Pimenta

Uma das fases mais porralocas da nossa vida é, sem dúvida a infância. Muitos de vocês podem considerar a adolescência como o ápice da porraloquice humana, mas não. A infância, para mim ocupa este posto com méritos e vou lhes explicar as minhas razões:

Na nossa infância, não medimos absolutamente NENHUMA consequência. Sim, todos os nossos atos são concretizados apenas pelos nossos mais puros e instintivos desejos. Na adolescência, nós ainda refletimos sobre isso ainda que parcamente e soltamos um "foda- se", mas na infância, nem isso passa pela nossa cabeça.

Deu vontade, faz e pronto. E a merda está feita.

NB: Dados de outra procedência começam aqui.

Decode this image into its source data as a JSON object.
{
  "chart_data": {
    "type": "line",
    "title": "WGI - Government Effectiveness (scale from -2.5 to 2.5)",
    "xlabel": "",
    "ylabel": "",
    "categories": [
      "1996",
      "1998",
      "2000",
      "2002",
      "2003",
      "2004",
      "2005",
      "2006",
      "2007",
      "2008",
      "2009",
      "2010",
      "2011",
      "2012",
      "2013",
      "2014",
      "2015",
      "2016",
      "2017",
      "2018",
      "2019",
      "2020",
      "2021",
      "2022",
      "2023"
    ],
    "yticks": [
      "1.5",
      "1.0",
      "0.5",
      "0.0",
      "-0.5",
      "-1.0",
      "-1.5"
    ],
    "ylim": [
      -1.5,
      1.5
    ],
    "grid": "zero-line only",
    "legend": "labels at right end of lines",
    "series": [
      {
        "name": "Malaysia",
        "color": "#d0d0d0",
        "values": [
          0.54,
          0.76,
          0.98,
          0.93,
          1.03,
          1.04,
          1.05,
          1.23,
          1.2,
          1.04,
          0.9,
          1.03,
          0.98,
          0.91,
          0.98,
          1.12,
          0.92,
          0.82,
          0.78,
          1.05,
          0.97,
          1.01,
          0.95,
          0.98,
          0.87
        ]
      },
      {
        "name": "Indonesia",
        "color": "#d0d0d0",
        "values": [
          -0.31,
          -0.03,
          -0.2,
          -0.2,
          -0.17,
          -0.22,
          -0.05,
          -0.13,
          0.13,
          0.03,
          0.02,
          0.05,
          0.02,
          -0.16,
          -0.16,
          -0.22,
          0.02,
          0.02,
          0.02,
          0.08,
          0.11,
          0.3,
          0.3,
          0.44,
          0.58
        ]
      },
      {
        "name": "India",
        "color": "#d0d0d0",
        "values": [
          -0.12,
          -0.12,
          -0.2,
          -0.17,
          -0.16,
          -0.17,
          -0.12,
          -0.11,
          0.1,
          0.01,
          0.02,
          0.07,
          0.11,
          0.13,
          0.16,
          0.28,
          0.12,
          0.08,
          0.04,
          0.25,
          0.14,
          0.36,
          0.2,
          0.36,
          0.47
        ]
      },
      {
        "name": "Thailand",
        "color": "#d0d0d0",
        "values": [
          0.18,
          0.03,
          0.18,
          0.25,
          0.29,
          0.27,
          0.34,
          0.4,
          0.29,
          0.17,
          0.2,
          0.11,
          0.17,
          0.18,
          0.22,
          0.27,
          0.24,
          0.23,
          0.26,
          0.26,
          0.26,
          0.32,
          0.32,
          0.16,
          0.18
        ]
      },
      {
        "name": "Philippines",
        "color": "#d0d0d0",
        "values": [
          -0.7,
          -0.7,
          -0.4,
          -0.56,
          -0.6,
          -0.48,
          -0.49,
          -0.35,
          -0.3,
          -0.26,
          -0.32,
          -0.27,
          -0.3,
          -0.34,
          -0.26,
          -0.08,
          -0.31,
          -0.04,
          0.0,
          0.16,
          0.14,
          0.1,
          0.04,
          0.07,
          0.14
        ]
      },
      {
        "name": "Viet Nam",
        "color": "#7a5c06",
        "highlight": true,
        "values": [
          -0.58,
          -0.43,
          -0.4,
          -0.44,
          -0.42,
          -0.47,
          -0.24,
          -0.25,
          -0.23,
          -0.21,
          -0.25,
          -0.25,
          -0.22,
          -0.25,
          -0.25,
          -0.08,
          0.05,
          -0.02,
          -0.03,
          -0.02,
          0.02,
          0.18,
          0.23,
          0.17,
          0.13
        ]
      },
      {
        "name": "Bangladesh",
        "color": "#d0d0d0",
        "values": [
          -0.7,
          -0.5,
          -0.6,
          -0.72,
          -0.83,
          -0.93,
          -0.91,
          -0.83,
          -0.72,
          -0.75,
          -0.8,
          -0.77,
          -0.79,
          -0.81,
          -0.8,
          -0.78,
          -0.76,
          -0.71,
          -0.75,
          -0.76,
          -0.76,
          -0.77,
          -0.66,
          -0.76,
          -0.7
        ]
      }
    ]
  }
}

Como já dissem em textos anteriores, meu pai trabalhava no Banco do Brasil e bem no início da sua carreira, foi alocado para exercer seu ofício na pequena e pacata cidade de Maracaju.

Eu, como estudava em Corumbá, só visitava meus pais nas férias escolares. Eu deveria ter uns seis ou sete anos nessa época (as conexões neurais estão começando a falhar).

Em Maracaju, meus pais moravam em um conjunto habitacional. Casas simples, porém bem- construídas, quintal amplo, ruas estreitas e íngremes, superpopulado por crianças. Tínhamos à disposição um cenário ideal para todo tipo de merda possível, desde descer com um carrinho de rolimã ladeiras abaixo, que desembocavam em uma avenida movimentada até corrida sobre os muros das casas, ainda que algumas destas casas possuíssem cães raivosos pululantes, avídos por algumas canelas.

E eu me metia em diversas merdas infantis. Muitas vezes a sorte me salvava, como a vez em que brincávamos de esconde-esconde em um taquaral próximo, até que as primeiras gotas de chuva começaram a cair. Alguém teve a ideía de ficar, mas após as meninas chorarem por causa da chuva que estava caindo torrencialmente, decidimos todos irmos embora para nossas casas. Uma sábia decisão, pois instantes depois, um raio caiu no local e eincendiou todo o taquaral.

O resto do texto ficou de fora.